Armand Bechet: На этот урок Арман пошел из чистого любопытства. Он был бесконечно рад, что вся эта нервотрепка с Турниром закончилась лично для него вполне себе положительно. Конни было жалко чисто по человечески, креол даже в порыве было нежности пообещал ее поддерживать по мере сил и возможностей, но по сути помочь ей ни чем особо не мог. Теперь он сам слонялся по Хогвартсу, пытаясь совместить несовместимое: учебную программу Шармбатона и английской школы. В частности, во Франции он не попадал на предсказания, ад и план занятий там был совсем иным, но сейчас в его расписании было «окно», а у самого Армана – пожелание мадам Максим посетить этот урок. Беше решил, что он еще не совсем сошел с ума, чтобы игнорировать пожелания директрисы накануне экзаменов, и потому пошел. Как и полагалось послушному воспитанному мальчику. В аудитории уже торчала некая кучка народу, лучшие места были заняты. Впрочем, не все. Креол прищурился, оценивая обстановку, и решил, что вон тот стул на последней парте просто таки предназначен для его задницы. От текущего занятия он ждал, собственно, одного, цирка. Ему было искренне любопытно, как истинный прорицатель собрался кому-то чему-то научить. А еще, какие методики используют местные прорицатели, говорят ли они с духами, видят ли возможные вероятности будущего или наиболее вероятный исход. Об этом, конечно, лучше было говорить лично, но занятие есть занятие. Сказано, посетить, он посетит. По дороге от первой парты до последней, Арман честно напрягал память, стараясь вспомнить, как зовут немку. Вспомнил, как водится, в самый последний момент, когда уже застыл около столика. - Добрый день, Керстин. Вы не против, если я сяду рядом? Он смотрел на девушку спокойно, доброжелательно, с легкой улыбкой. Кто ее знает, эту немку, вдруг решит, что он на ее девичью честь покушается? На самом деле, он просто был тут иностранцем, пришлым. И таковым себя и ощущал. Потому просто искал такого же человека со стороны. И то, что им оказалась симпатичная девушка – так это чистой воды совпадение.

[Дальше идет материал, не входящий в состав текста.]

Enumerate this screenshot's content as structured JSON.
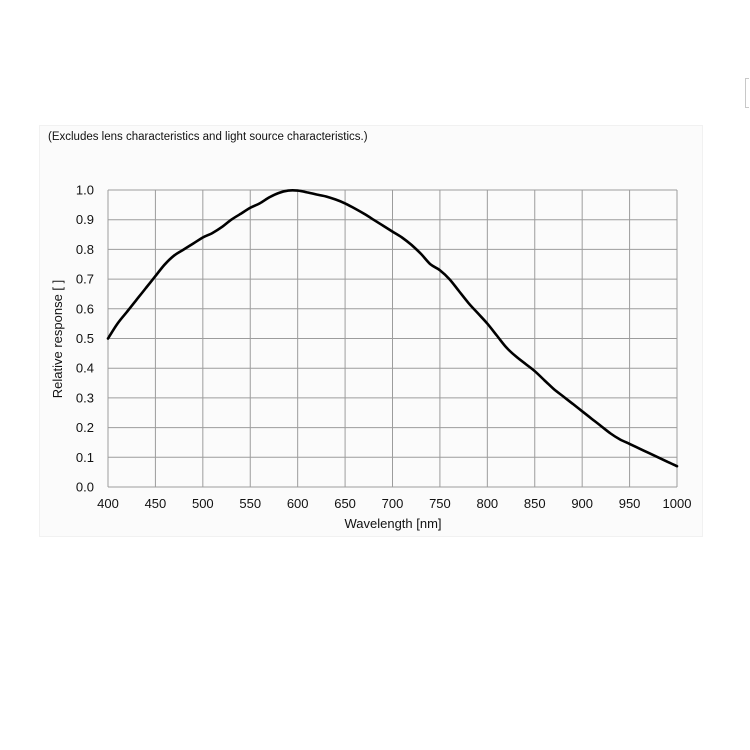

Mafalda Hopkirk: - Ахха. – пробормотала Мафа. - его и Фианна. – кто бы мог подумать. Настоящий живой прорицатель. Пророк, если говорить без должной скромности. И что же он нам напророчит? Мафа отложив волшебную палочку и опёршись руками о подбородок, грустно и задумчиво посмотрела на Алека. Он был бледным и каким-то измотанным. Ей даже стало жаль его. Мафальда не любила жалеть других, а тем более молодых людей. Она вообще считала жалость – признаком слабости. Ведьме не нравилось, когда жалели её, не нравилось жалеть других, точнее тех, кто на её взгляд не нуждался в жалости. Она, конечно, могла посочувствовать третьекурснице разбившей коленку, дать подзатыльник второкоснику-слизеринцу за то, что довёл девушку до слёз, накричать на какого-нибудь ушлого рейвенкловца решившего поиздеваться над жабой своего соседа по парте… Мафальда была воплощением справедливости и честности: волевая, принципиальная… даже какая-то несгибаемая. Она привыкла с недоверием относиться к жизни и к людям, которые её наполняли. Александр Лермонтов не был исключением. С кузеном Фианна Мафе не доводилось общаться, по крайней мере, друзьями они так и не стали. Что нельзя сказать о Лермонте. Мафальда с нетерпением ждала урок Нумерологии, чтобы от души поржать над другом. Интересно, Фин будет кидаться мелом в студентов, решивших сорвать ему урок? Мафа уже предвкушала балаган, а она ведь его обязательно устроит. На лице хаффлпаффки появилась довольная улыбка. Она искоса посмотрела на Арли. Эх, интересно… а как сложиться их дружба с Рут? Будут ли они вместе до самого конца? Ведь Арли была её единственной подругой. Без неё Мафа не могла представить свой день. Как это так… что за утро такое, в котором нет Арли. А обед? А вечер? - интересно, он действительно верит в то, что научит нас видеть будущее? – шепотом спросила у подруги Хопкирк.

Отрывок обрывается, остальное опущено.